Full-circle Bells in English churches, though very carefully tuned in the diatonic (major) scale, are not used for melodies or tunes: they are rung in "changes". To take a very simple example, if a church has five bells in the key of C they will be numbered 1-2-3-4-5, 1, called the treble and having the highest note, (in this case G) and 5, the tenor, having the lowest – the keynote, C. If rung in order downwards they are said to be ringing "rounds." If the order changes according to a predetermined pattern, they are ringing the "changes" – hence this type of church bell ringing is usually known as change-ringing.

Because a bell's swing takes a determinate time which cannot be much altered by the ringer, changes can be produced only by a bell exchanging places with one next to it in the order. For instance, starting from rounds (12345) no. 3 can step down towards the front and move into 2nd place by exchanging with 2 to give 13245 or up to fourth place by exchanging with 4 to give 12435.

Until Stedman's time changes were produced by exchanging only one pair of bells at a time in this manner. The aim (remembering that in the early days there were never more than five bells in one tower) was to start from rounds, produce every possible change (an "extent") once and once only, finishing again with rounds. This is quite possible changing only one pair at a time or, "plain changes", but is a slow process and can be boring for those ringers whose bells do not change position for long periods.

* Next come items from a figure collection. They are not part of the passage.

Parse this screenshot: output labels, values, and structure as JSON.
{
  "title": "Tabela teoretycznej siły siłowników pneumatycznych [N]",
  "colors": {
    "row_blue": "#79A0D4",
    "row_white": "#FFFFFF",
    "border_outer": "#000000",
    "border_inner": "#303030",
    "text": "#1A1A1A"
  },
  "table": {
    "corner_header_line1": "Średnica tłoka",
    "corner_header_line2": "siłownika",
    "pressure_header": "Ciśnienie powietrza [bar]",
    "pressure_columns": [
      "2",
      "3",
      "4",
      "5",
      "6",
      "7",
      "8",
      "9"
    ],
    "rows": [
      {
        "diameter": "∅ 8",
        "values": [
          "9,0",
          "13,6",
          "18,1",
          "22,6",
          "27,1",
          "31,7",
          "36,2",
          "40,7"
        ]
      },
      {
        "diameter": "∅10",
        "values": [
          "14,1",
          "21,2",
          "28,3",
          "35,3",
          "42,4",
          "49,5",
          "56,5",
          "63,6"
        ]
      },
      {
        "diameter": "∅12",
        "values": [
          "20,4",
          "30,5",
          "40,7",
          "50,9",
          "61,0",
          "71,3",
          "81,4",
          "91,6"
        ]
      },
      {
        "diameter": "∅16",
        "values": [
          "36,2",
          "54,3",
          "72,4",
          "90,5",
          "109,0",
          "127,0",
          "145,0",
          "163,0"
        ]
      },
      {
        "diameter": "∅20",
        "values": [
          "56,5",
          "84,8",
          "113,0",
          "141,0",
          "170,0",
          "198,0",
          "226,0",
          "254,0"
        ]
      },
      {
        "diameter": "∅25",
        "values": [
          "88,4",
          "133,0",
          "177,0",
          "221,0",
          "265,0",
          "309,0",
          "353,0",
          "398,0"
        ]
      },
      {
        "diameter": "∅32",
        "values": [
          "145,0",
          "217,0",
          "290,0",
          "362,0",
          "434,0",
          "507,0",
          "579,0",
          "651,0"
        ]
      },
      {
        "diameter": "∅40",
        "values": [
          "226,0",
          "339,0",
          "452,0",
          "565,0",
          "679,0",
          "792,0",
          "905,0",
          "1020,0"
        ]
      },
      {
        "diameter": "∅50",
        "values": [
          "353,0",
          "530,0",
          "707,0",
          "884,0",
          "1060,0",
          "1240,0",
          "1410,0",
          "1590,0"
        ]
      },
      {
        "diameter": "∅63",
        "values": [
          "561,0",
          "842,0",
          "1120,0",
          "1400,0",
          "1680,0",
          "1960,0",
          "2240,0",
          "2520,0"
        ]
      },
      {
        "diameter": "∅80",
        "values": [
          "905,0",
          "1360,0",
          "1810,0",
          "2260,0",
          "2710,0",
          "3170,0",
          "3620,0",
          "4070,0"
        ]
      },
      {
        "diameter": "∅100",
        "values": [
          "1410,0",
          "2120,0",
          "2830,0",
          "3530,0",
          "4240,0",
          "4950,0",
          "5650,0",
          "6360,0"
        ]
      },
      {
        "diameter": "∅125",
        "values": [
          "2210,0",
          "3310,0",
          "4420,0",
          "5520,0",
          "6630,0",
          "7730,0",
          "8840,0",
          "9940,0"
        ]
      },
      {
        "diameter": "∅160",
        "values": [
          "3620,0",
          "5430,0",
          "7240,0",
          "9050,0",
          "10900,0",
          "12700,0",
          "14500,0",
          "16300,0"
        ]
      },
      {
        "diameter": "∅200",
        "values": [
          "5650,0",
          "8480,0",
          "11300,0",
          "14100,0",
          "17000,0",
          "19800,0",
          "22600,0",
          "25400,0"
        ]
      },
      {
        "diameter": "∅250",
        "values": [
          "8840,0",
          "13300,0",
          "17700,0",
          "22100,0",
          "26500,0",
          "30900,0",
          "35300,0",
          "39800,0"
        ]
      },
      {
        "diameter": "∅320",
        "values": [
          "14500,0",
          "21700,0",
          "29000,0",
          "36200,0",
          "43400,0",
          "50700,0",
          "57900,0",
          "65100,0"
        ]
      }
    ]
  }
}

Stedman's achievement was to develop methods – then known as "cross-changes" – which could relatively quickly produce an "extent" by changing more than one pair of bells at a time. For instance, starting with rounds on five bells (12345) one might move to 21354 then to 23145 and so on. The aim of producing an extent without repeating a change apart from rounds at the start and finish could now be realised more artistically and with more interest for the ringers.
One of the very earliest methods, known as "Doubles and Singles" in Tintinnalogia, accompanies this article. The diagram shows the course of the lightest bell (1) and one other bell (in this case 2). All bells other than the 1 follow the same course as the 2 but start in different places. The "plain Course" of Grandsire Doubles, still commonly rung today, is also shown.

As more bells were added to towers, Stedman's methods were adapted to higher numbers. Since the number of possible changes varies with the factorial ( n! ) of the number of bells, it became impractical to ring extents on numbers above 7 (the extent on 10 bells would take around three months). Any performance of 5,000 (approximately 7!) changes or more became recognised as a peal, but still with the traditional restrictions that no change may be repeated and that a bell may exchange only with one adjacent in the row. Nowadays many hundreds of methods are practised; all, in some degree, owe a debt to Stedman's pioneering work which has value as well in mathematics (group theory) as well as bell-ringing.